さて、多機能なこのテレビを前にして一番初めに感じたのが、説明書が非常に薄いと言うこと(がっかり)。これだけ機能が豊富だと、さぞや分厚い取説があると思ったが、簡易ガイドと普通の(厚さの)取説のみであった。私みたいな機械フェチではなく、一般的なユーザに対してはこの程度で必要十分なのだろう。取説はよく使う機能の説明だけに終始し、他の詳細な内容説明は割愛されている。文字だらけの取説を見ると、じんましんが出てくるという人にとっては、それが抑えられており非常に良くできていると思う。

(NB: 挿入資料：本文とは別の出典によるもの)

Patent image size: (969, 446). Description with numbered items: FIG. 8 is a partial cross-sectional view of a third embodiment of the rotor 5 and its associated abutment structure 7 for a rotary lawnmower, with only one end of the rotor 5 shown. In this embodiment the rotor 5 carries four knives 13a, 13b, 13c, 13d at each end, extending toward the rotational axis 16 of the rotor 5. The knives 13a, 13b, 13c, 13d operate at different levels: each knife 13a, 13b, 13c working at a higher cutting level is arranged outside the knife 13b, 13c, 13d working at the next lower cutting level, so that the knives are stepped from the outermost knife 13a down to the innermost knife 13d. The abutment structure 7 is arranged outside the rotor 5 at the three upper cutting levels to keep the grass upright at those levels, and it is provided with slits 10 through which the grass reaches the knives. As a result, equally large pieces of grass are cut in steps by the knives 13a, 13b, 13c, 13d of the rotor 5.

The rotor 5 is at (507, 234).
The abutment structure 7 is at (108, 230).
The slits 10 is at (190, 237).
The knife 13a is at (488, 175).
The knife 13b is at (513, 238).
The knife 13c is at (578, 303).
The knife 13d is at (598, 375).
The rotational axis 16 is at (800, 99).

ただ、当然のことながらテレビ本体は豊富な機能を一つ一つ設定できるようになっている。これらの説明は?というと、必要な人だけ電子データでどうぞということになっている(テレビ内に収録)。まあ、これもパソコンのヘルプ機能のように、リモコンから簡単にアクセスできるようになっており、機能の設定画面が表示され、グラフィカルでわかりやすいと言いたいが、はっきり言って機械フェチ向きではない。見たいときにパッとすぐ見られないというのは、ややおっくうだ。パソコンの玄人は、WindowsよりLinuxを好む所以であろう。

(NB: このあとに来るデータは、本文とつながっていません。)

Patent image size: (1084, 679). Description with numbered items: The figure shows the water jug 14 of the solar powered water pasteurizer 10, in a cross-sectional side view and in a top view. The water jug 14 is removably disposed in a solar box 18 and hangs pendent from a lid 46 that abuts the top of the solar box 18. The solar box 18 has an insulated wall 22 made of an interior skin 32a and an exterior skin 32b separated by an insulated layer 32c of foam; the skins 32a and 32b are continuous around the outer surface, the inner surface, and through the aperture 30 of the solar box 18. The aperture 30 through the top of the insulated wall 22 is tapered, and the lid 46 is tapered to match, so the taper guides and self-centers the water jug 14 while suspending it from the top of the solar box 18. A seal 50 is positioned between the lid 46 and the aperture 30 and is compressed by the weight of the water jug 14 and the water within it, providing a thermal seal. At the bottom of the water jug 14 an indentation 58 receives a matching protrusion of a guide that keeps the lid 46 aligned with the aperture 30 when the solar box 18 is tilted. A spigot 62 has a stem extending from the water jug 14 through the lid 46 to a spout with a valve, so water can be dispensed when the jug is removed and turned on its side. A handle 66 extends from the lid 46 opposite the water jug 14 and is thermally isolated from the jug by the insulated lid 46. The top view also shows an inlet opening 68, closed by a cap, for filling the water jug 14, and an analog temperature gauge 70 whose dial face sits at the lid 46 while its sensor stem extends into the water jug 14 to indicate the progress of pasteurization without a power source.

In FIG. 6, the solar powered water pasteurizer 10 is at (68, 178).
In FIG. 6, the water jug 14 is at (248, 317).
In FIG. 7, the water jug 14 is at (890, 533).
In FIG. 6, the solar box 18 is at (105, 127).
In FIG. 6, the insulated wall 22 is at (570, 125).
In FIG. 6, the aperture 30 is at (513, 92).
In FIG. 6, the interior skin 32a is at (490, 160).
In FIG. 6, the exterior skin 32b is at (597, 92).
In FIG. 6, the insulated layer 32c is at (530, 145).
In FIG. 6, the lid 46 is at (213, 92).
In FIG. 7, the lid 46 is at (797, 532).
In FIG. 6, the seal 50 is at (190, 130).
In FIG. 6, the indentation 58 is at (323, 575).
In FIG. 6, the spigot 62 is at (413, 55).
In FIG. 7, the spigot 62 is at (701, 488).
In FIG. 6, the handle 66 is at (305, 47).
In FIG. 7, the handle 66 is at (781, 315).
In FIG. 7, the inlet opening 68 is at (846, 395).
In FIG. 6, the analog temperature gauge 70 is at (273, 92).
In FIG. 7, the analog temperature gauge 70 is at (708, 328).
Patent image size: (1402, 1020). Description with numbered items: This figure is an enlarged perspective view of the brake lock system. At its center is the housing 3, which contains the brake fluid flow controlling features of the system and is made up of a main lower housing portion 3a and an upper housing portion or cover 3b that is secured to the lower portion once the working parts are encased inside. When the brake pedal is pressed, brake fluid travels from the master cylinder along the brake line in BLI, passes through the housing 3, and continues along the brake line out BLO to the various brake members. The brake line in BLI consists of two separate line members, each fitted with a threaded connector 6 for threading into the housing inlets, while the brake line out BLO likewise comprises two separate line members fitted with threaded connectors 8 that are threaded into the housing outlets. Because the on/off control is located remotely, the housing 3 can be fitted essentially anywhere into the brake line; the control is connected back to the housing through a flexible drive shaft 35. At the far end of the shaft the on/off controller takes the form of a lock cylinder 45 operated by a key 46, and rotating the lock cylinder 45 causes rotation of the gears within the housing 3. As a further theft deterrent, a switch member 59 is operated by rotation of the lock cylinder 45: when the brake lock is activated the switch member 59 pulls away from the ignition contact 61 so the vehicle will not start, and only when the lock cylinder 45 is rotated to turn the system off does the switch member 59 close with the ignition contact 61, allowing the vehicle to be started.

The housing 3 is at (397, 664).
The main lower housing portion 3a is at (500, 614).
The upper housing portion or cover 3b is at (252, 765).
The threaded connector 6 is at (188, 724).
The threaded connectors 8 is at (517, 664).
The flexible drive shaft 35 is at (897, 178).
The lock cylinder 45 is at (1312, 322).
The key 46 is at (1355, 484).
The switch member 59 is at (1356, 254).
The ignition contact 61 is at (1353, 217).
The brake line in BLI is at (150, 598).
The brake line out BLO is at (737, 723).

機能に関しても取説に関しても、テレビの進化を感じる。私にとっては物足りない取説だが、一般消費者が大多数だと思うので、製品としてはこれがベストだと思う。消費者全員に満足のいく商品を出すのは無理なのであろうか。テレビ一つで、最終製品作りの難しさ(矛盾?)を感じた、日曜日の午後であった。